4.  **Upload to ESP8266:**

    * Go to `Tools > Board` and select your specific ESP8266 board (e.g., "NodeMCU 1.0 (ESP-12E Module)").

    * Connect your board and select the correct COM port.

    * Click "Upload".



## How It Works



### IAQ (Indoor Air Quality) Index

The BSEC library provides an IAQ value on a scale from 0 to 500:

* **0 - 50:** Excellent

* **51 - 100:** Good

* **101 - 150:** Lightly Polluted

* **151 - 200:** Moderately Polluted

* **201 - 300:** Heavily Polluted

* **301+:** Severely Polluted



The device displays this scale as an "AQS" (Air Quality Status) string for easy interpretation. The `Acc` (Accuracy) value indicates the BSEC algorithm's confidence level (0=stabilizing, 1=low, 2=medium, 3=high). High accuracy is typically achieved after the device runs for a while.

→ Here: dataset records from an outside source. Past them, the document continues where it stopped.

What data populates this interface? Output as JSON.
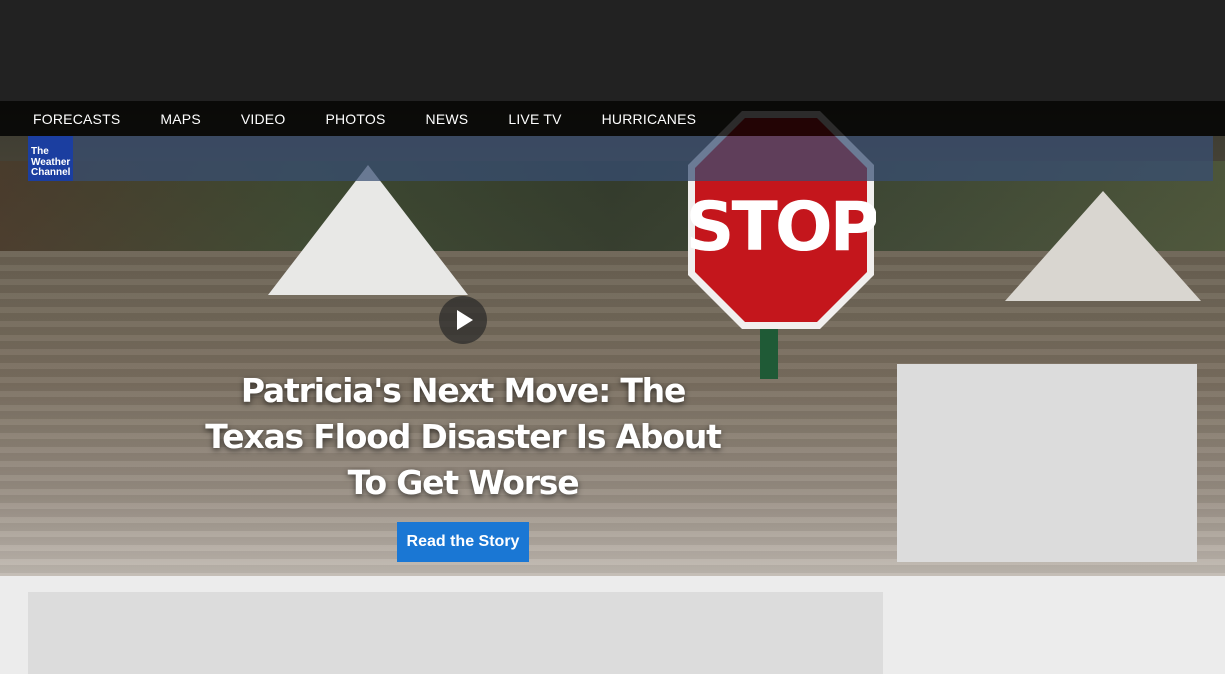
{
  "nav": {
    "items": [
      "FORECASTS",
      "MAPS",
      "VIDEO",
      "PHOTOS",
      "NEWS",
      "LIVE TV",
      "HURRICANES"
    ]
  },
  "logo": {
    "line1": "The",
    "line2": "Weather",
    "line3": "Channel"
  },
  "hero": {
    "sign_text": "STOP",
    "headline": "Patricia's Next Move: The Texas Flood Disaster Is About To Get Worse",
    "cta_label": "Read the Story",
    "play_icon": "play-icon"
  },
  "colors": {
    "top_bar": "#222222",
    "nav_bg": "#000000",
    "logo_bg": "#1b3ea0",
    "cta_bg": "#1a77d4",
    "placeholder": "#dcdcdc",
    "page_bg": "#ececec"
  }
}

### Serial Monitor Commands

Connect to the device using the Arduino Serial Monitor at a baud rate of **115200**.

* `getbaseline`: Prints the current gas resistance baseline value and its readiness status.

* `resetbaseline`: Resets the stored gas baseline, forcing the device to start a new calibration cycle. Useful when moving the device to a completely new long-term environment.